Yellen’s testimony signaled that she is prepared to continue the strategies of Fed Chairman Ben S. Bernanke, whose term as head of the central bank ends in January. His actions have included the $85 billion monthly bond-purchase program, which is pushing the Fed’s assets toward a record $4 trillion as officials debate when to begin winding it down.

“It will be a pretty smooth transition,” said Scott Brown, chief economist at Raymond James & Associates Inc. in St. Petersburg, Fla. “The evidence that we’re seeing now — the continued slack in the economy, the low trend in inflation — suggests the Fed will maintain the course at least for the time being.”

Under two hours of mostly genial questioning, Yellen said the benefits of the bond-buying program still outweigh the costs.
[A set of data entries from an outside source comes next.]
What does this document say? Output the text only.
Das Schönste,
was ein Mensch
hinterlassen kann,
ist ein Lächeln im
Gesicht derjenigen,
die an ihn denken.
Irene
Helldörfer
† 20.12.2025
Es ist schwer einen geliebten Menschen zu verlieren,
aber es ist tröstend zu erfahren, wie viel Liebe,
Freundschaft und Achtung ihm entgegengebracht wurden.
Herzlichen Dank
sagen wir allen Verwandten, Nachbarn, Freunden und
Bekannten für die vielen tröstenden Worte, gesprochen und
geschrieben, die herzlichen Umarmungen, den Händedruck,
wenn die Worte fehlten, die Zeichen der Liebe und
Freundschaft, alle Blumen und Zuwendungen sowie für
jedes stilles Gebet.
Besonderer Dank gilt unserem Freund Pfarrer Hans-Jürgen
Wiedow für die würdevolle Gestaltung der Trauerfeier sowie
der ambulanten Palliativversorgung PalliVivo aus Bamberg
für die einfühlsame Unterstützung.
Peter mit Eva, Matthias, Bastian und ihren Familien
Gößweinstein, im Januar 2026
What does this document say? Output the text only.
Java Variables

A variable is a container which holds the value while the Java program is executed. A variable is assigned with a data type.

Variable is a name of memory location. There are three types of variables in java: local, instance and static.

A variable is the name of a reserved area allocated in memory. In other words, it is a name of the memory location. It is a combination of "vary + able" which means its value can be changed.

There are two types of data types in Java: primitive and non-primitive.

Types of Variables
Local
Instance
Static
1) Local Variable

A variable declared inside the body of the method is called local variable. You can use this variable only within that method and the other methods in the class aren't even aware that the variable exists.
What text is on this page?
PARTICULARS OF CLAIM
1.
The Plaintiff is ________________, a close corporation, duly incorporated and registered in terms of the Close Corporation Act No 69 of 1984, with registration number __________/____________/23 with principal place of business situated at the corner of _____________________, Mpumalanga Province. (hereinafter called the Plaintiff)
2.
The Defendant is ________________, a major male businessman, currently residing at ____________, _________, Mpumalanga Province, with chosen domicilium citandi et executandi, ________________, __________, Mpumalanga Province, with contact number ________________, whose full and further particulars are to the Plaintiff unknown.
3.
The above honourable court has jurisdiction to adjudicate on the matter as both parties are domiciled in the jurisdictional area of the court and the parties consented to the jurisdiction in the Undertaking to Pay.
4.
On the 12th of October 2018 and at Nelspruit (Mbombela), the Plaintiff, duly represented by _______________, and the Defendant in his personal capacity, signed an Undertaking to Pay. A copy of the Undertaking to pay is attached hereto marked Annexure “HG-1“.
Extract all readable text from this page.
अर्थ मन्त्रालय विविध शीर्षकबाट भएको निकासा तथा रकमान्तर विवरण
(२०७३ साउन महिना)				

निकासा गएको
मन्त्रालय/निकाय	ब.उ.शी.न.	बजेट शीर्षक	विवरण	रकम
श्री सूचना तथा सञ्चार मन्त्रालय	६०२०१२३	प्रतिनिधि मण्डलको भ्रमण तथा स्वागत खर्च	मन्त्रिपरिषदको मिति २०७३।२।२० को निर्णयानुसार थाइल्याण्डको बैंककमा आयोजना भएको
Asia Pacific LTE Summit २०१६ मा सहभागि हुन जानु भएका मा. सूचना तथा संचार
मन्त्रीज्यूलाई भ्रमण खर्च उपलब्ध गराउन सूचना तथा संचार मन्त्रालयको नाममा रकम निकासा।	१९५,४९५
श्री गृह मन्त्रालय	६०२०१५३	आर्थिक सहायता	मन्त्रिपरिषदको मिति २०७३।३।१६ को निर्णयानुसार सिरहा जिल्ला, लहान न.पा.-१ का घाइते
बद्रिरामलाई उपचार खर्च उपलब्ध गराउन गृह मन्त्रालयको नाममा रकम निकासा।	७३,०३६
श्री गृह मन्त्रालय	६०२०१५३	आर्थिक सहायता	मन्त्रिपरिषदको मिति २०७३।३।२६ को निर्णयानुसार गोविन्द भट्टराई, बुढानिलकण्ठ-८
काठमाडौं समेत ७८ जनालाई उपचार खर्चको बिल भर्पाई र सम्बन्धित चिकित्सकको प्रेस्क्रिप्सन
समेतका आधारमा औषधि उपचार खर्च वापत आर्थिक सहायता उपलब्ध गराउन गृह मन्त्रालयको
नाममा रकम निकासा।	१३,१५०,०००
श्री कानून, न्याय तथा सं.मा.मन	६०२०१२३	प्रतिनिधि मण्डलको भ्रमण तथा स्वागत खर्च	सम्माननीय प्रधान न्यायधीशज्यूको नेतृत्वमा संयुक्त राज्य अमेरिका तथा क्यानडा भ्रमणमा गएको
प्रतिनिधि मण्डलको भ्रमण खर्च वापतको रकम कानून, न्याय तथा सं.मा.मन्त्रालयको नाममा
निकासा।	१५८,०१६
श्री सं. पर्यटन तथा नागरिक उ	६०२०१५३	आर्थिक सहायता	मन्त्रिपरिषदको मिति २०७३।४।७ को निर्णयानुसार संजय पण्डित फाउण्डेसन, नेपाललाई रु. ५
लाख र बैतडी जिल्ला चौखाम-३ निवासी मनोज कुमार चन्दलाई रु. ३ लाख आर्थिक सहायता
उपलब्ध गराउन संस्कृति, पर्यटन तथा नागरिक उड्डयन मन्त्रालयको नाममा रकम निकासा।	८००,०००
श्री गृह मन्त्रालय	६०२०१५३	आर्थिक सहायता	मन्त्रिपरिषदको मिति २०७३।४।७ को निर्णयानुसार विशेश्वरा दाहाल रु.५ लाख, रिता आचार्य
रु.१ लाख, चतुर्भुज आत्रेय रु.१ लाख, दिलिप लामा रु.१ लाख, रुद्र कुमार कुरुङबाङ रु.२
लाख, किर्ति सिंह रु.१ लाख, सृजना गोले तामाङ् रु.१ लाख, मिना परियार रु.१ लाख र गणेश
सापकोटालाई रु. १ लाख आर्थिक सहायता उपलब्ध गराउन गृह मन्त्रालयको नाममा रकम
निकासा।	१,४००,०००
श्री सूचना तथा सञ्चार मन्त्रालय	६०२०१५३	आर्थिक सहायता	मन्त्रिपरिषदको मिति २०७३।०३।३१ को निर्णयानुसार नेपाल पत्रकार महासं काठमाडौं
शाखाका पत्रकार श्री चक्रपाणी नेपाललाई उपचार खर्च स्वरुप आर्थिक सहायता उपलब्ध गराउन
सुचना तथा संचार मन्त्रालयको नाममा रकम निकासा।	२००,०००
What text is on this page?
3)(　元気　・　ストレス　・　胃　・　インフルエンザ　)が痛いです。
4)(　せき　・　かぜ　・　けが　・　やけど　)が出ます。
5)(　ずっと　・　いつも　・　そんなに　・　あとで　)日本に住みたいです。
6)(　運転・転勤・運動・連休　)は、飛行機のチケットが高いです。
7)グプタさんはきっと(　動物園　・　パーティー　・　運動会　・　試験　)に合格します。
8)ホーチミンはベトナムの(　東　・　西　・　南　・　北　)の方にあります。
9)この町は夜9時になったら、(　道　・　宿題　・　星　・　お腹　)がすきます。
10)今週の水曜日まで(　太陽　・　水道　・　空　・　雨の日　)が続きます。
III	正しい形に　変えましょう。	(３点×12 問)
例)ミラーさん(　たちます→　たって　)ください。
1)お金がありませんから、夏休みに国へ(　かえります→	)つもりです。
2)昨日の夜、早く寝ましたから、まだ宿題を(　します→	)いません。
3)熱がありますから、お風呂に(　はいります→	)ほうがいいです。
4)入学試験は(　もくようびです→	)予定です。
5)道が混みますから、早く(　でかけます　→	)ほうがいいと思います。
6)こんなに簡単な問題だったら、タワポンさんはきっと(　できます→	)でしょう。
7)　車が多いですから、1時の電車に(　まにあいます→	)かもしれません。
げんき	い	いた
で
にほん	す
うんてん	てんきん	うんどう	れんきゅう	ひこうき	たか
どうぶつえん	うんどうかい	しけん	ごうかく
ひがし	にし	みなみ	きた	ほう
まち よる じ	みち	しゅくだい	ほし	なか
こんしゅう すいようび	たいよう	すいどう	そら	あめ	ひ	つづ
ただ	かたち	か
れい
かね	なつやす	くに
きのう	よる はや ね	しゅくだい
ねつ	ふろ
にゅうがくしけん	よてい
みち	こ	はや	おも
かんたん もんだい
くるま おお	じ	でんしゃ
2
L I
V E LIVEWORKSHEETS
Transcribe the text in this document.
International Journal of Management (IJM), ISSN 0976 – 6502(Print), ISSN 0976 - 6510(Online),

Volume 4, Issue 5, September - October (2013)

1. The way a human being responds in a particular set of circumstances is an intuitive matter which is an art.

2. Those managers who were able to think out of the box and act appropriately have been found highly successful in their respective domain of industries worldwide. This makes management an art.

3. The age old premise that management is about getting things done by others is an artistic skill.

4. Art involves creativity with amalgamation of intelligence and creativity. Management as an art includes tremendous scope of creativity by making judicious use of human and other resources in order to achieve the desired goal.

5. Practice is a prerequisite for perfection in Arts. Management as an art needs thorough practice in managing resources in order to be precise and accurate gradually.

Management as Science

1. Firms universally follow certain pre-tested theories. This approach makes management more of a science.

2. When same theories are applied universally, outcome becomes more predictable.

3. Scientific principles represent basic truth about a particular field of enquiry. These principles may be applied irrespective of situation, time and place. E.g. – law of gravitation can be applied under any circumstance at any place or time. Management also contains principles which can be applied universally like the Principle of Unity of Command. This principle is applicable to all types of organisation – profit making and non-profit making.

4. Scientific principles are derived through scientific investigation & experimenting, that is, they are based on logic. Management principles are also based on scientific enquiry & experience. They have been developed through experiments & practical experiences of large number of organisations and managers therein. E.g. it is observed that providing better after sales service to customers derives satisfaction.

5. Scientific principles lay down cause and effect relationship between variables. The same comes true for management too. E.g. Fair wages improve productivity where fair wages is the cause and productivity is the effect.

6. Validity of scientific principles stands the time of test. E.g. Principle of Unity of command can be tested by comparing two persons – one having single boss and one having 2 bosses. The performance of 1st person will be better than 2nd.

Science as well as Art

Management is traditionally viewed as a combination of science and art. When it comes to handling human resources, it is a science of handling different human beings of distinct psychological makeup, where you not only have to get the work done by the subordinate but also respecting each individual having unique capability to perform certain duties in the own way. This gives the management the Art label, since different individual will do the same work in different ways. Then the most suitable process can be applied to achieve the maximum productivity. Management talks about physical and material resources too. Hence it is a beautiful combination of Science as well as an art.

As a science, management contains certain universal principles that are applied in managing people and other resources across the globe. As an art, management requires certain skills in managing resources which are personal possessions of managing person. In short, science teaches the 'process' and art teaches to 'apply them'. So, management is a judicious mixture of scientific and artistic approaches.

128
While calling for stronger regulation to help protect the financial system, she said she’d like to see more progress in the labor market and that she doesn’t see an asset price bubble emerging in equities.

Yellen said the central bank’s asset purchases “have made a meaningful contribution to economic growth and improving the outlook” and that the program “will not continue indefinitely.” She also emphasized her commitment to the Fed’s 2 percent inflation goal and stronger financial regulation.

Yellen drew questioning from Republican senators for her support of bond purchases and from Democrats for widening income inequality in the U.S., yet none of the exchanges became contentious.

“Most senators seemed to treat this as a formality,” said Michael Hanson, senior U.S. economist for Bank of America Corp. in New York and a former Fed economist. “The general expectation in Washington seems to be that she will be confirmed.”

Yellen, 67, publicly voiced her views for the first time in seven months on the unprecedented monetary stimulus that she’s supported and that some lawmakers have used to justify voting against her.

The S&P 500 has rallied more than 25 percent this year, putting it on pace for the best annual gain in a decade. The gauge has rebounded 163 percent from a 12-year low in March 2009, adding more than $10 trillion in market value.